Sunday, June 18, 2006

For Punjab

My friend Punjab lives in Whitehorse in the Yukon Territory, Canada. I have had no communication by letter, email or phone with him for more than six months and he wouldn't know I have a blog site, so I will email him after I finish this and tell him the site address. He may, like me until a month or so ago, have never heard of a blog, but it seems to me a good way for someone on the other side of the world to keep up with what's happenning here.

I was thinking of Punjab on my early morning walk. We have nearly reached the winter solstice so he is enjoying mid summer and days of about 20 hours because of the latitude of over 60 degrees north. The air was clear this morning, no mist, fog or drizzle and it was like a veil had lifted off my brain. About 250 metres from my backdoor, I turn south at the end of my street into Quinn Rd., a narrow dirt road about 500 metres long that cuts off a corner of the Launching Place Rd. There's a rise of about 300 metres to the top of the little hill. I pace quickly, enjoying the cold air filling the lungs and smarting cheeks, ears and nose tip. Snowy falls behind, searching with her nose. At the top of the hill the endorphins kick in and I often say to myself at this spot, "I feel fantastic." Visibility was better than any morning of the last six weeks and it was magically still, the leaves on the messmates, peppermints, mannas and mountain grey gums motionless, only birds moving, all graceful in their own way, currawongs rowing, blackbirds darting and dancing, ravens soaring high, rosellas arrowing, galahs weaving, flopping and feinting.To the east across a valley is another hill, timbered and with granite outcrops and above which the sky is lit by the rising but still hidden sun.

Ahead the township stands on the next hill, houses and trees nestled together giving the scene a calm peace, fitting for a Sunday morning. The deciduous trees have mostly lost their leaves, a few crimson and purple stragglers are still on the liquid ambers and some dirty brown clings to some oaks. I walk down the main street to the Puffing Billy station and turn north and follow the tracks for a few hundred metres before heading into the woodland behind the station. Naked limbs of elms, planes and tulip trees tower above, contrasting with pines and cypress which provide the feeling of a concealed retreat. The pine mushrooms were plentiful last month.

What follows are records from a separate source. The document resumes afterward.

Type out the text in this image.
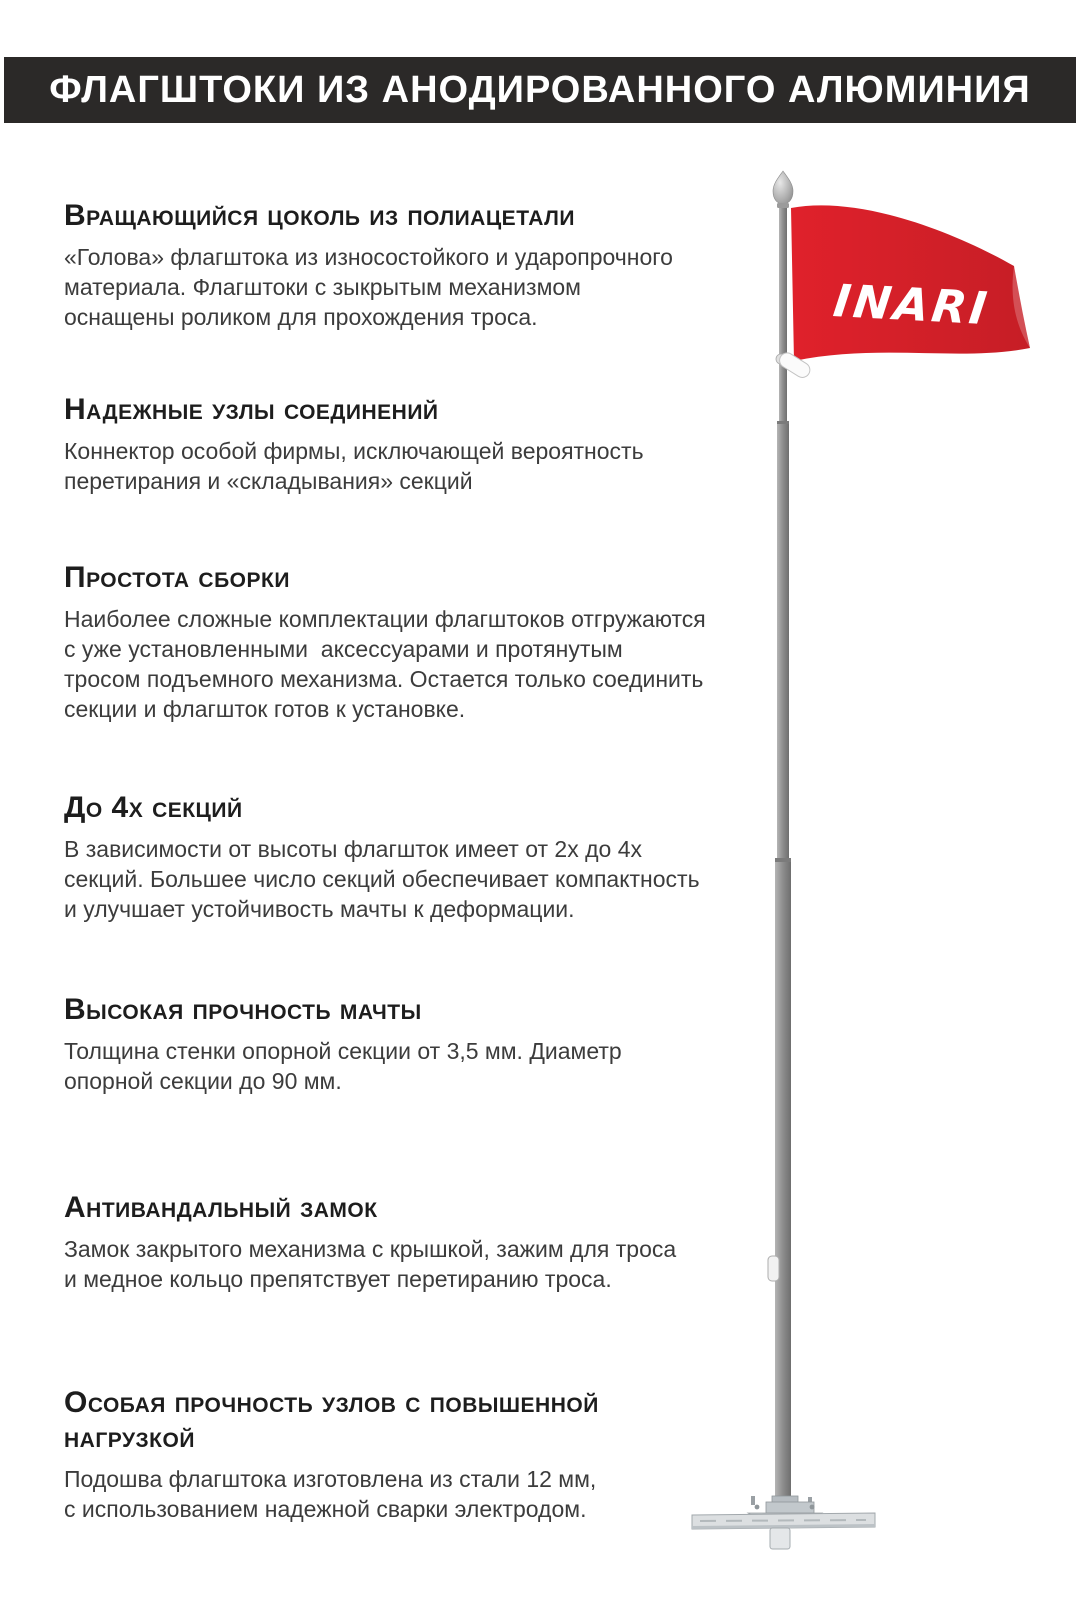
ФЛАГШТОКИ ИЗ АНОДИРОВАННОГО АЛЮМИНИЯ
Вращающийся цоколь из полиацетали
«Голова» флагштока из износостойкого и ударопрочного
материала. Флагштоки с зыкрытым механизмом
оснащены роликом для прохождения троса.
Надежные узлы соединений
Коннектор особой фирмы, исключающей вероятность
перетирания и «складывания» секций
Простота сборки
Наиболее сложные комплектации флагштоков отгружаются
с уже установленными  аксессуарами и протянутым
тросом подъемного механизма. Остается только соединить
секции и флагшток готов к установке.
До 4х секций
В зависимости от высоты флагшток имеет от 2х до 4х
секций. Большее число секций обеспечивает компактность
и улучшает устойчивость мачты к деформации.
Высокая прочность мачты
Толщина стенки опорной секции от 3,5 мм. Диаметр
опорной секции до 90 мм.
Антивандальный замок
Замок закрытого механизма с крышкой, зажим для троса
и медное кольцо препятствует перетиранию троса.
Особая прочность узлов с повышенной
нагрузкой
Подошва флагштока изготовлена из стали 12 мм,
с использованием надежной сварки электродом.
INARI
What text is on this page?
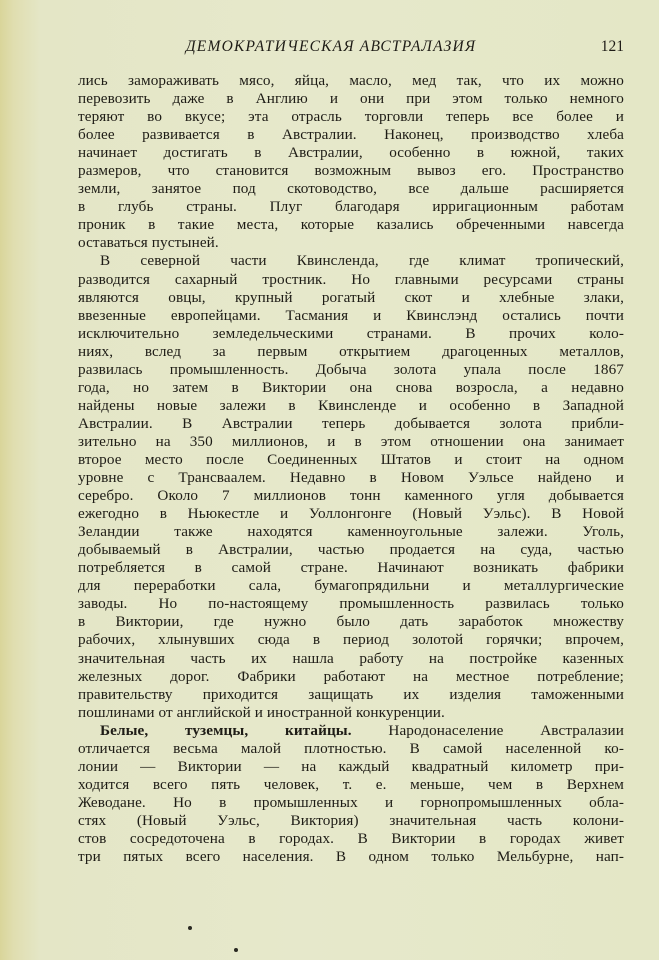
ДЕМОКРАТИЧЕСКАЯ АВСТРАЛАЗИЯ	121
лись замораживать мясо, яйца, масло, мед так, что их можно
перевозить даже в Англию и они при этом только немного
теряют во вкусе; эта отрасль торговли теперь все более и
более развивается в Австралии. Наконец, производство хлеба
начинает достигать в Австралии, особенно в южной, таких
размеров, что становится возможным вывоз его. Пространство
земли, занятое под скотоводство, все дальше расширяется
в глубь страны. Плуг благодаря ирригационным работам
проник в такие места, которые казались обреченными навсегда
оставаться пустыней.
В северной части Квинсленда, где климат тропический,
разводится сахарный тростник. Но главными ресурсами страны
являются овцы, крупный рогатый скот и хлебные злаки,
ввезенные европейцами. Тасмания и Квинслэнд остались почти
исключительно земледельческими странами. В прочих коло-
ниях, вслед за первым открытием драгоценных металлов,
развилась промышленность. Добыча золота упала после 1867
года, но затем в Виктории она снова возросла, а недавно
найдены новые залежи в Квинсленде и особенно в Западной
Австралии. В Австралии теперь добывается золота прибли-
зительно на 350 миллионов, и в этом отношении она занимает
второе место после Соединенных Штатов и стоит на одном
уровне с Трансваалем. Недавно в Новом Уэльсе найдено и
серебро. Около 7 миллионов тонн каменного угля добывается
ежегодно в Ньюкестле и Уоллонгонге (Новый Уэльс). В Новой
Зеландии также находятся каменноугольные залежи. Уголь,
добываемый в Австралии, частью продается на суда, частью
потребляется в самой стране. Начинают возникать фабрики
для переработки сала, бумагопрядильни и металлургические
заводы. Но по-настоящему промышленность развилась только
в Виктории, где нужно было дать заработок множеству
рабочих, хлынувших сюда в период золотой горячки; впрочем,
значительная часть их нашла работу на постройке казенных
железных дорог. Фабрики работают на местное потребление;
правительству приходится защищать их изделия таможенными
пошлинами от английской и иностранной конкуренции.
Белые, туземцы, китайцы. Народонаселение Австралазии
отличается весьма малой плотностью. В самой населенной ко-
лонии — Виктории — на каждый квадратный километр при-
ходится всего пять человек, т. е. меньше, чем в Верхнем
Жеводане. Но в промышленных и горнопромышленных обла-
стях (Новый Уэльс, Виктория) значительная часть колони-
стов сосредоточена в городах. В Виктории в городах живет
три пятых всего населения. В одном только Мельбурне, нап-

Underneath the canopy tree weeds holly, bay, cotoneaster, Portugese laurel and sweet pittosporum thrive. They are maligned as weeds but all are wonderful as a food source and cover for birds. I dug hundreds of bay seedlings out of here nearly twenty years ago and planted them at the farm and we harvest them every year heavily for restaurants and florists. It makes my walk rewarding to recollect this, as does seeing the young trees I donated to Puffing Billy some years ago, namely magnolia grandifora (2), Cornus florida (2), Cornus kousa, ginkos, birches and a copper beech which Merle planted in the wrong place and also has been badly damaged by vandals.

Once out of the woodland I go along Station St. to Launching Place Rd. I put Snowy back on the lead, because of the cars. She pulls slightly, she knows breakfast is close.


For you Punjab, my Mt. Waverley brother,and your family,I wish you peace and happiness, just as that I feel on my morning walks. Except for my blood family, you are the only contact I have from the 1950's and I treasure the connection that goes back to childhood and has always shared such pleasure in the trees, birds, mountains and all things in the natural world. You are three years older than me, and you must be even balder than you were when I last saw you. Ha! Happy birthday for last April. There will be some footy news in your mail box soon. Dare I say it. I'd better not. Yes I will, carefully. It looks like we MAY have a decent football team this year. Time reveals everything!